The town has applied for approvals on behalf of the property owner of 55 Greens Farms Road, 1735 Ashley LLC. The town has the permission of the complex’s owner to do the work, but will fund it.

Flooding problems along several seemingly sleepy brooks and creeks have been intensifying in recent decades as development has dramatically increased impervious surfaces and climate issues have led to more extreme weather events.

Depending on where you live, what looks like a trickling backyard brook on most days can become a raging river during a storm.

The Flood and Erosion Control Board, and the town, have held several meetings on the issues with the goal of prioritizing projects and looking at solutions.

‘It’s going to the be the start of something that will hopefully be an ongoing continuing maintenance program of several of the streams in town.’
town engineer keith wilberg

“This has been an ongoing effort over several years … the results of that are leading to the project I’m going to explain,” Wilberg told the flood board. “It’s going to the be the start of something that will hopefully be an ongoing continuing maintenance program of several of the streams in town.”

He said some streams need a whole lot of work, others, like Pussy Willow Brook, need less, “so the idea is to get some of the lower-hanging fruit, the easier ones, so to speak.” 

Such projects work best, he said, when starting downstream and clearing a way upstream.

Pussy Willow Brook at 55 Greens Farms Road. / Photo by Thane Grauel

The plan is to clear mucky sediment that’s built up over the decades, and other blockages impeding the 2.4-mile waterway, which meanders through the Valley Road, Guyer Road and Lakeview Road neighborhoods before reaching the office complex, before ducking under Greens Farms Road, scooting along and then draining under Interstate 95 before emptying into the Sherwood Mill Pond and out into Long Island Sound.

Pussywillow Brook clearing project plants. / Town of Westport
Pussy Willow Brook clearing project plans. / Town of Westport

“We used to use road sand for winter, which we no longer do,” Wilberg said. “A whole lot of road sand ended up washing off the streets, years’ worth, kind of clogging up the stream … as well as just natural debris that’s fallen into the stream.”

He said the project area covered about 1,350 feet of stream, which varies in width up to 30 feet.

‘When we get a hundred-year-flood it is going to be the same hundred-year flood elevations after this project as before.
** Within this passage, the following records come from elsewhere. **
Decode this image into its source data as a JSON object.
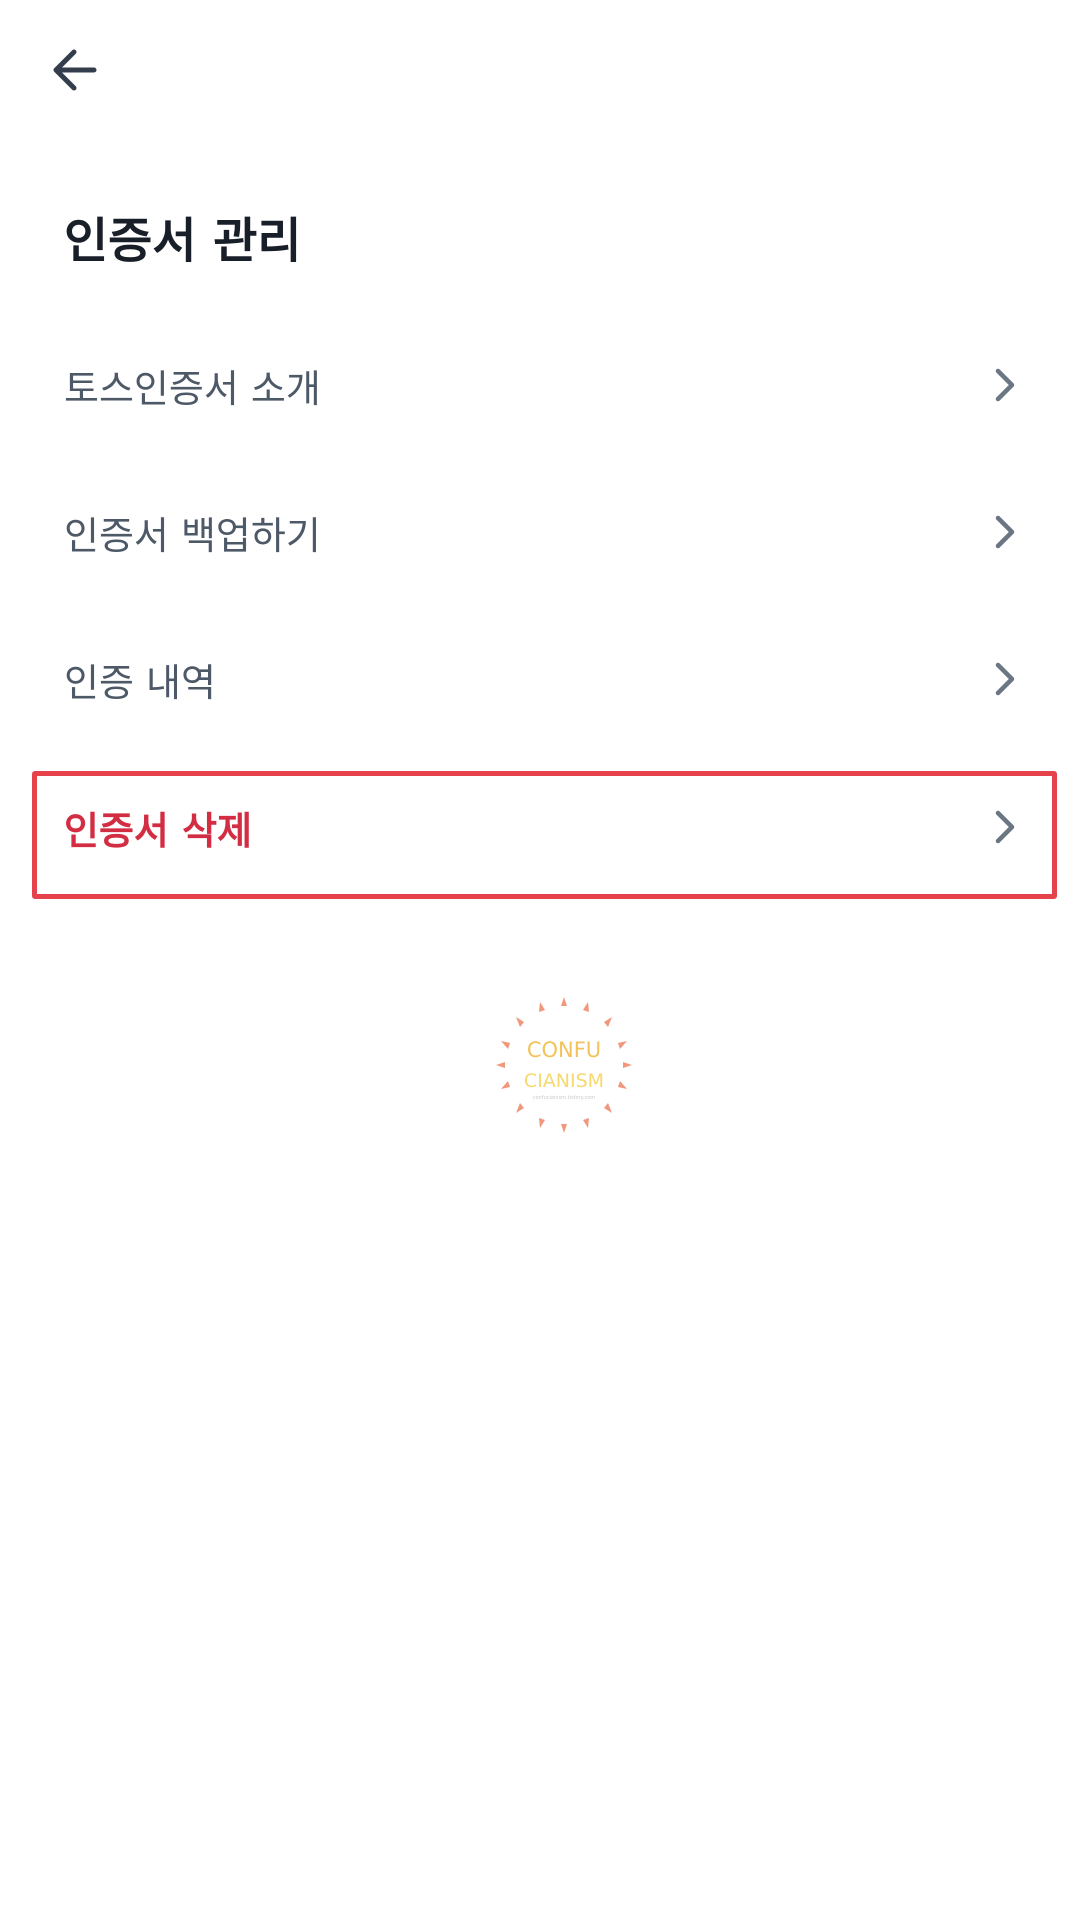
{
  "header": {
    "back_icon": "arrow-left-icon"
  },
  "page": {
    "title": "인증서 관리"
  },
  "menu": {
    "items": [
      {
        "label": "토스인증서 소개",
        "icon": "chevron-right-icon"
      },
      {
        "label": "인증서 백업하기",
        "icon": "chevron-right-icon"
      },
      {
        "label": "인증 내역",
        "icon": "chevron-right-icon"
      },
      {
        "label": "인증서 삭제",
        "icon": "chevron-right-icon",
        "color": "#d22d43",
        "highlighted": true
      }
    ]
  },
  "watermark": {
    "line1": "CONFU",
    "line2": "CIANISM",
    "line3": "confucianism.tistory.com"
  },
  "colors": {
    "title": "#191f28",
    "menu_text": "#4e5968",
    "danger": "#d22d43",
    "highlight_border": "#e5424b",
    "chevron": "#6b7684"
  }
}
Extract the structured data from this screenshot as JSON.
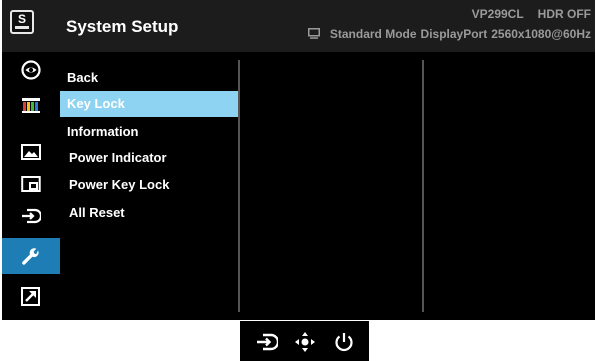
{
  "header": {
    "logo_letter": "S",
    "title": "System Setup",
    "model": "VP299CL",
    "hdr": "HDR OFF",
    "mode": "Standard Mode",
    "input": "DisplayPort",
    "resolution": "2560x1080@60Hz"
  },
  "sidebar": {
    "items": [
      {
        "icon": "splendid-eye-icon"
      },
      {
        "icon": "color-bars-icon"
      },
      {
        "icon": "image-icon"
      },
      {
        "icon": "pip-icon"
      },
      {
        "icon": "input-select-icon"
      },
      {
        "icon": "wrench-icon",
        "active": true
      },
      {
        "icon": "shortcut-arrow-icon"
      }
    ]
  },
  "menu": {
    "items": [
      {
        "label": "Back"
      },
      {
        "label": "Key Lock",
        "selected": true
      },
      {
        "label": "Information"
      },
      {
        "label": "Power Indicator"
      },
      {
        "label": "Power Key Lock"
      },
      {
        "label": "All Reset"
      }
    ]
  },
  "colors": {
    "active_sidebar": "#1e7db4",
    "selected_item": "#8fd3f2",
    "header_text": "#9a9a9a"
  },
  "buttons": [
    {
      "icon": "input-select-icon"
    },
    {
      "icon": "joystick-icon"
    },
    {
      "icon": "power-icon"
    }
  ]
}
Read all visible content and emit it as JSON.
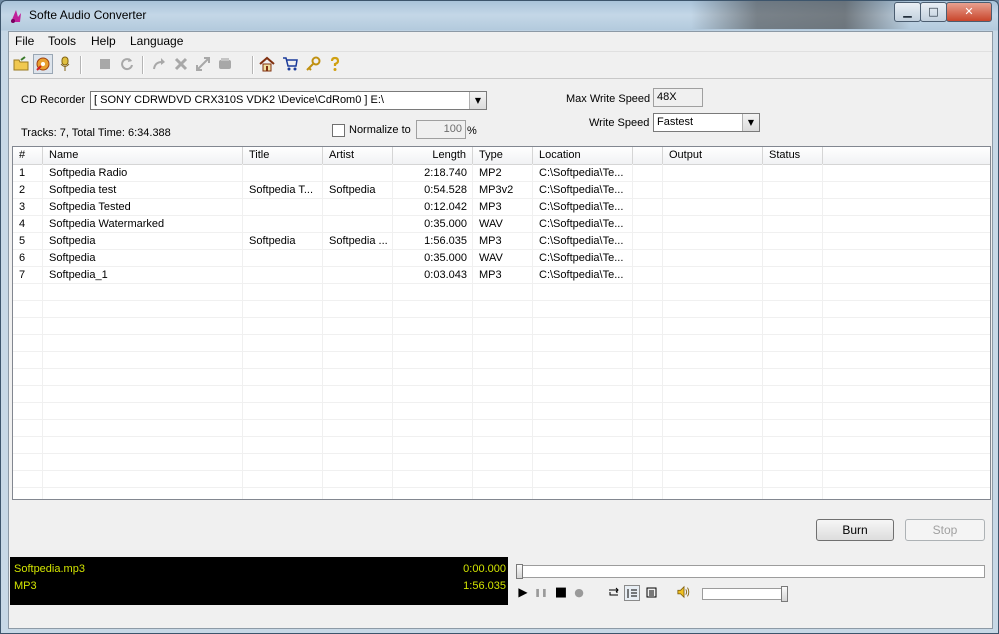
{
  "window": {
    "title": "Softe Audio Converter",
    "controls": {
      "minimize": "▁",
      "maximize": "□",
      "close": "✕"
    }
  },
  "menu": [
    "File",
    "Tools",
    "Help",
    "Language"
  ],
  "toolbar": {
    "icons": [
      "open-folder-icon",
      "add-files-icon",
      "microphone-icon",
      "stop-icon",
      "refresh-icon",
      "redo-icon",
      "delete-icon",
      "expand-icon",
      "burn-disc-icon",
      "home-icon",
      "cart-icon",
      "key-icon",
      "help-icon"
    ]
  },
  "cd": {
    "recorder_label": "CD Recorder",
    "recorder_value": "[ SONY CDRWDVD CRX310S VDK2 \\Device\\CdRom0 ] E:\\",
    "tracks_info": "Tracks: 7, Total Time: 6:34.388",
    "normalize_label": "Normalize to",
    "normalize_value": "100",
    "normalize_unit": "%",
    "max_speed_label": "Max Write Speed",
    "max_speed_value": "48X",
    "write_speed_label": "Write Speed",
    "write_speed_value": "Fastest"
  },
  "list": {
    "columns": [
      "#",
      "Name",
      "Title",
      "Artist",
      "Length",
      "Type",
      "Location",
      "",
      "Output",
      "Status"
    ],
    "rows": [
      {
        "num": "1",
        "name": "Softpedia Radio",
        "title": "",
        "artist": "",
        "length": "2:18.740",
        "type": "MP2",
        "location": "C:\\Softpedia\\Te...",
        "output": "",
        "status": ""
      },
      {
        "num": "2",
        "name": "Softpedia test",
        "title": "Softpedia T...",
        "artist": "Softpedia",
        "length": "0:54.528",
        "type": "MP3v2",
        "location": "C:\\Softpedia\\Te...",
        "output": "",
        "status": ""
      },
      {
        "num": "3",
        "name": "Softpedia Tested",
        "title": "",
        "artist": "",
        "length": "0:12.042",
        "type": "MP3",
        "location": "C:\\Softpedia\\Te...",
        "output": "",
        "status": ""
      },
      {
        "num": "4",
        "name": "Softpedia Watermarked",
        "title": "",
        "artist": "",
        "length": "0:35.000",
        "type": "WAV",
        "location": "C:\\Softpedia\\Te...",
        "output": "",
        "status": ""
      },
      {
        "num": "5",
        "name": "Softpedia",
        "title": "Softpedia",
        "artist": "Softpedia ...",
        "length": "1:56.035",
        "type": "MP3",
        "location": "C:\\Softpedia\\Te...",
        "output": "",
        "status": ""
      },
      {
        "num": "6",
        "name": "Softpedia",
        "title": "",
        "artist": "",
        "length": "0:35.000",
        "type": "WAV",
        "location": "C:\\Softpedia\\Te...",
        "output": "",
        "status": ""
      },
      {
        "num": "7",
        "name": "Softpedia_1",
        "title": "",
        "artist": "",
        "length": "0:03.043",
        "type": "MP3",
        "location": "C:\\Softpedia\\Te...",
        "output": "",
        "status": ""
      }
    ]
  },
  "buttons": {
    "burn": "Burn",
    "stop": "Stop"
  },
  "player": {
    "file": "Softpedia.mp3",
    "format": "MP3",
    "position": "0:00.000",
    "duration": "1:56.035",
    "seek_fraction": 0.0,
    "volume_fraction": 1.0,
    "text_color": "#d2e400"
  },
  "controls": {
    "play": "▶",
    "pause": "❚❚",
    "stop": "■",
    "record": "●",
    "icons": [
      "play-icon",
      "pause-icon",
      "stop-icon",
      "record-icon",
      "repeat-icon",
      "playlist-icon",
      "list-icon",
      "speaker-icon"
    ]
  }
}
But if we do a cleaning project like this it may help tremendously when it comes to those small storms.’
Town engineer ted gill

“We’re going to be working from the downstream side to widen out a channel, probably somewhere on the order of 15 to 20 foot wide,” he said. “We don’t need to go 40 feet wide, certainly Conservation probably wouldn’t like that either. We’re going to their meeting next week and we’ll find out.”

“The idea is to open up a channel and pull some of that silt and sand, and get it out of the way, so that the stream again can flow much more clear than it is now,” Wilberg said.

Town Engineer Ted Gill gave some more background on the flooding issues and said in 1987 the town had proposed installing much wider channels and better structures.

“The neighbors in this neighborhood actually asked for that not to happen,” Gill said.

“At that time, they asked for more cleaning, and at that time the Engineering Department of the Department of Public Works at that time basically responded with ‘well, cleaning is a regular maintenance thing on the property owners, that’s not the town’s responsibility — you want us to install something that’s going to have a permanent, lasting impact, that’s what our goal is.”

“So here, we’re kind of changing our tune a little bit,” Gill said. “We understand, and we’re trying to make sure everybody understands, we are not solving flooding here. When we get a hundred-year-flood it is going to be the same hundred-year flood elevations after this project as before.”

“But,” Gill said, “if we do a cleaning project like this it may help tremendously when it comes to those small storms that we recall as nuisance flooding, when we get an inch or two inches of rain.”